I understand now that this phase of anger is common for the recovering morbidly obese person, and in fact, common to many people recovering from life-threatening debilitating illnesses. Most of our anger is about how obesity caused us to be self-loathing: about learning to hate ourselves – since childhood – because of our obesity. We are angry for blaming ourselves for lack of control that caused obesity, we are angry at others who blamed us.


We are angry at the people who have belittled us for being fat, then belittled us as “weak” for taking the easy way out – surgery – to lose weight. We are angry at doctors who’ve told us to lose weight, but didn’t tell us how. We are angry at the media that bombards us with pictures of rail thin skeleton models sending the message that unhealthy anorexic behavior is fashionable and obesity is loathsome. That is the same media that advertises thin people joyously eating heaping portions of unhealthy processed fat laden food. We are angry at employers who fail to promote the obese and who make us work twice as hard to prove that obese does not equal stupid.

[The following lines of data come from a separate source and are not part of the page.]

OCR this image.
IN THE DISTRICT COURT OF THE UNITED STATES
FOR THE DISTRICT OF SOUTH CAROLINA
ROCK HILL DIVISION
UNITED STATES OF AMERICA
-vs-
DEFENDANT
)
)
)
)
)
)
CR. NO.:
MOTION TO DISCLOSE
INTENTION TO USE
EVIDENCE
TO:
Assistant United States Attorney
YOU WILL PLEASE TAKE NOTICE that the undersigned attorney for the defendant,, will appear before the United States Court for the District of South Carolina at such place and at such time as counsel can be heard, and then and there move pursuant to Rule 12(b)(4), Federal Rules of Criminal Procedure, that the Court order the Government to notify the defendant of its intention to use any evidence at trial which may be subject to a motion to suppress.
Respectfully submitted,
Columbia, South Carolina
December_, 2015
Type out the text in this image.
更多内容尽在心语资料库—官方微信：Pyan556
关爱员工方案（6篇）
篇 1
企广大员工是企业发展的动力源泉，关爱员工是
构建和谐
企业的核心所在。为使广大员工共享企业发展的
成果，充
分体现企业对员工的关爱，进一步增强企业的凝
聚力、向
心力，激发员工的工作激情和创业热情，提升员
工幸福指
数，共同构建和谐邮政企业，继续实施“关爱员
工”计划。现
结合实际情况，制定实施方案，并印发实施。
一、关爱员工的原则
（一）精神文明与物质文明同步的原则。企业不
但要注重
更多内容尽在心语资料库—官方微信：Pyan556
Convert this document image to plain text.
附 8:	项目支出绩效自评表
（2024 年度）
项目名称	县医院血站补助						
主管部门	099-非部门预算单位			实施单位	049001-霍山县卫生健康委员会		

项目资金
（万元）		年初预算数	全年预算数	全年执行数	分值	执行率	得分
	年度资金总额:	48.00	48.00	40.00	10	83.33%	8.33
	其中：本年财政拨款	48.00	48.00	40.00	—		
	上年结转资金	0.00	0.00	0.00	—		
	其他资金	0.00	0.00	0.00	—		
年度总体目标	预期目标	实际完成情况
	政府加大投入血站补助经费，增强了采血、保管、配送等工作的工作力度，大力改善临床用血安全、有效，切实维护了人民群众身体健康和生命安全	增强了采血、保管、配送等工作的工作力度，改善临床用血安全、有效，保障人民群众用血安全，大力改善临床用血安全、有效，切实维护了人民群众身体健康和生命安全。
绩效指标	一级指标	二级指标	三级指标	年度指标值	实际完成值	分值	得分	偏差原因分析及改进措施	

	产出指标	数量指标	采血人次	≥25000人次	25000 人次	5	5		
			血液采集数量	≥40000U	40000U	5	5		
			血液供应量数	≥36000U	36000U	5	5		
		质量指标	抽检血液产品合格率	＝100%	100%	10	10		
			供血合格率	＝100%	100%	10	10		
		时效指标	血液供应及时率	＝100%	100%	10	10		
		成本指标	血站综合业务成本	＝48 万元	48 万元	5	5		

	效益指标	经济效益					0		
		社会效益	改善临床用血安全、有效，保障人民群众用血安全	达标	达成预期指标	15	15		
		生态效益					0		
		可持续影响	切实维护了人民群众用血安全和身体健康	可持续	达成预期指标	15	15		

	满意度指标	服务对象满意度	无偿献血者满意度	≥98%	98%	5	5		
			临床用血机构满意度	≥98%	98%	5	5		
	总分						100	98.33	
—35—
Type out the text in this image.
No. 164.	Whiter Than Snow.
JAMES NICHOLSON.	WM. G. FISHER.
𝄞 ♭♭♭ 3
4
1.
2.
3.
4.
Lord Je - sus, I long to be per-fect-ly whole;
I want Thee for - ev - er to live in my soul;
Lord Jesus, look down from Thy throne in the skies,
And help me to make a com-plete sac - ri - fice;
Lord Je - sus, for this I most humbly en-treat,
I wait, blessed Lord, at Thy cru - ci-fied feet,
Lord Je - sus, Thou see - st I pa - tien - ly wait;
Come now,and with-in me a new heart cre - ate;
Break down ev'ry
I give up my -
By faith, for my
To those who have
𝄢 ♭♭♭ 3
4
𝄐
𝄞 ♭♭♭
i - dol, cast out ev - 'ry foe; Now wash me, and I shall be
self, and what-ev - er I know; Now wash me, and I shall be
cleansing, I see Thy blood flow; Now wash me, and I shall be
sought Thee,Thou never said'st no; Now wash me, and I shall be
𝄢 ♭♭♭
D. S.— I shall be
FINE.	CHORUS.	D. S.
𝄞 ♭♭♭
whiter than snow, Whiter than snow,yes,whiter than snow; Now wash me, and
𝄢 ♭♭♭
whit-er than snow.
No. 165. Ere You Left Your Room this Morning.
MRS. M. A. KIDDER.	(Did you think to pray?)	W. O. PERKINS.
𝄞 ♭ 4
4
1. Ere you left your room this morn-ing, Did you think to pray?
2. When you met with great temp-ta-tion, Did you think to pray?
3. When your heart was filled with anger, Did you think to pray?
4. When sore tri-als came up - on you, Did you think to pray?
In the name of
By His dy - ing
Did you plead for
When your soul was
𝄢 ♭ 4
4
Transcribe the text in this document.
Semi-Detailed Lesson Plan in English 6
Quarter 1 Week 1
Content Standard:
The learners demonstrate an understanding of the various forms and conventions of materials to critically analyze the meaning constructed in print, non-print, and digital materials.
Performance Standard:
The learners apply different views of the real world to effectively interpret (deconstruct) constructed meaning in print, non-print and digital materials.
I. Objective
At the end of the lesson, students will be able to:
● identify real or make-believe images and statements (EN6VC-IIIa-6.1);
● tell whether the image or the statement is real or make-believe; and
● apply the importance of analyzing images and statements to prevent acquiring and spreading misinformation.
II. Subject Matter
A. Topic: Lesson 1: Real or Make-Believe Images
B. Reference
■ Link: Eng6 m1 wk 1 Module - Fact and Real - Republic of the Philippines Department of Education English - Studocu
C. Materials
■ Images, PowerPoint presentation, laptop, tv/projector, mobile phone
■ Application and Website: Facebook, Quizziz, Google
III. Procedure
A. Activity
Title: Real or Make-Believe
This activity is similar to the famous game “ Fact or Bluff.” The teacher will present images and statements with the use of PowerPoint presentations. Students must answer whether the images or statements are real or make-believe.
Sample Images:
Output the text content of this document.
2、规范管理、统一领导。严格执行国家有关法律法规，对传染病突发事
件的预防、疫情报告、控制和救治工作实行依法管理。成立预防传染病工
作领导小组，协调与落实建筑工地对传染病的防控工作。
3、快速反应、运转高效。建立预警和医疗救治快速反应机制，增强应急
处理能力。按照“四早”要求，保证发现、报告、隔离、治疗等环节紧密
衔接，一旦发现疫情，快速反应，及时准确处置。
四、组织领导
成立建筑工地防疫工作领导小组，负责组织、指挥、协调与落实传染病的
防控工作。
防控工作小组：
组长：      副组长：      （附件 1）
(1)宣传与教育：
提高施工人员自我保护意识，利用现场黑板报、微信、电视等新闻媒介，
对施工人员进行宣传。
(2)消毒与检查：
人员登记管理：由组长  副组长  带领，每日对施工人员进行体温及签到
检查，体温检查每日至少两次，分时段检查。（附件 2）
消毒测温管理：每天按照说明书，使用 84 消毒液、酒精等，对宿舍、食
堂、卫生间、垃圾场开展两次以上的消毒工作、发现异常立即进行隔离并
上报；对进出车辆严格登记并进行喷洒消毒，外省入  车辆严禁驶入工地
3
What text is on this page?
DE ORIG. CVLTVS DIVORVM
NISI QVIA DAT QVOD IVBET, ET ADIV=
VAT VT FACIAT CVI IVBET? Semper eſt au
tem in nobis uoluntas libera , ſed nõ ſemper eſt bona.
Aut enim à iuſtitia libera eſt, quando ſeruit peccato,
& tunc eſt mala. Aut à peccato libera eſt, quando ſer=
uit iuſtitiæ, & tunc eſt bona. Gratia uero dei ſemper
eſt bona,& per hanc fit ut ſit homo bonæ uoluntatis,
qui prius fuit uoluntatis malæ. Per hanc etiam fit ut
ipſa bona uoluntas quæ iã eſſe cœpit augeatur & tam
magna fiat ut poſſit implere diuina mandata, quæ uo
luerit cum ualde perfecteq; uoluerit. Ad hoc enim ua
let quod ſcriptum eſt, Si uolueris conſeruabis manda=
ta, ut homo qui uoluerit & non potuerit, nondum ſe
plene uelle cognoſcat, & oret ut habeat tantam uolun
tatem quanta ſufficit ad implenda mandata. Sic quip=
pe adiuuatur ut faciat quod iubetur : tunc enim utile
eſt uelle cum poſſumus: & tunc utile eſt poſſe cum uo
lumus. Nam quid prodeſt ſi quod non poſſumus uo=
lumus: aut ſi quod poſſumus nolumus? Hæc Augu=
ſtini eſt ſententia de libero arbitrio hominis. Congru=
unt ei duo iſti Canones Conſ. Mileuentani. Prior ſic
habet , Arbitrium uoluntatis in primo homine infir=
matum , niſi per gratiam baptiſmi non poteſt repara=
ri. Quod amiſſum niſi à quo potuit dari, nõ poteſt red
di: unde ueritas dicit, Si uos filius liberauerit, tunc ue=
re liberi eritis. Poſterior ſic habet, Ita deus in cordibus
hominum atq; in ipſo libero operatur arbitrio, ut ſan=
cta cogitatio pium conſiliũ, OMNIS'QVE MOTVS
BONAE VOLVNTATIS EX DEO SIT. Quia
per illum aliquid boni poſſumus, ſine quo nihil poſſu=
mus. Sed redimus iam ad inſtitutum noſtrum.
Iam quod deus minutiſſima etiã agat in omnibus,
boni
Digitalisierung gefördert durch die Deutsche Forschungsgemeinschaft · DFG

We are angry at the diet industry that has taken billions of our dollars when we fell for their promise of “instant weight loss guaranteed”. We are angry at every person who said, “You have such a pretty face, if you could just lose the weight.” We are angry at a society that deems it politically incorrect to insult people for their race, religion or sexual preference, but leaves the field wide open to defame and humiliate the obese.


I am angry at my parents for raising me obese. But I am more angry that they are unwilling to take control of their own health and treat their obesity. I am angry because they are selfish and depriving themselves healthy and active relationships with their children and grandchildren. I am angry because I will have to watch them die slow tormented deaths from the co-morbidities associated with obesity.


The recovering obese are very angry. And finally, after years of stuffing angry feelings inside, the anger erupts when we lose weight and discover our new selves. And that makes us angry too! Why did we have to lose weight in order to allow ourselves to be angry?

We are entitled to be angry. As a class of people we are subject to the most tolerated form of socially accepted bigotry: it is in our home and social lives, in the workplace, in our leisure activities. We live in a society where half the people are obese – half of those morbidly obese – yet that same society condemns the obese as today’s untouchables. We are entitled to be angry.

But I learned that as I lay awake night after night becoming more angry, growing more pimples and losing more hair, that my anger was destroying me. My parents weren’t hurt by it, the media was not affected, my employer didn’t suffer, the comedians continued their fat jokes. I was suffering alone.

Anger leads us down a path of blaming – that’s a well-traveled path in today’s litigious society. We want to blame someone or something for our suffering. It’s true, not one single fat person has chosen to be fat. Cancer patients don’t chose to have cancer, victims of heart attack don’t chose that fate, people maimed in accidents don’t make that choice. Obesity is not a choice. We want to blame someone else because for most of our lives we have blamed ourselves: that’s what fat people learn to do – we hate ourselves for a choice we did not make.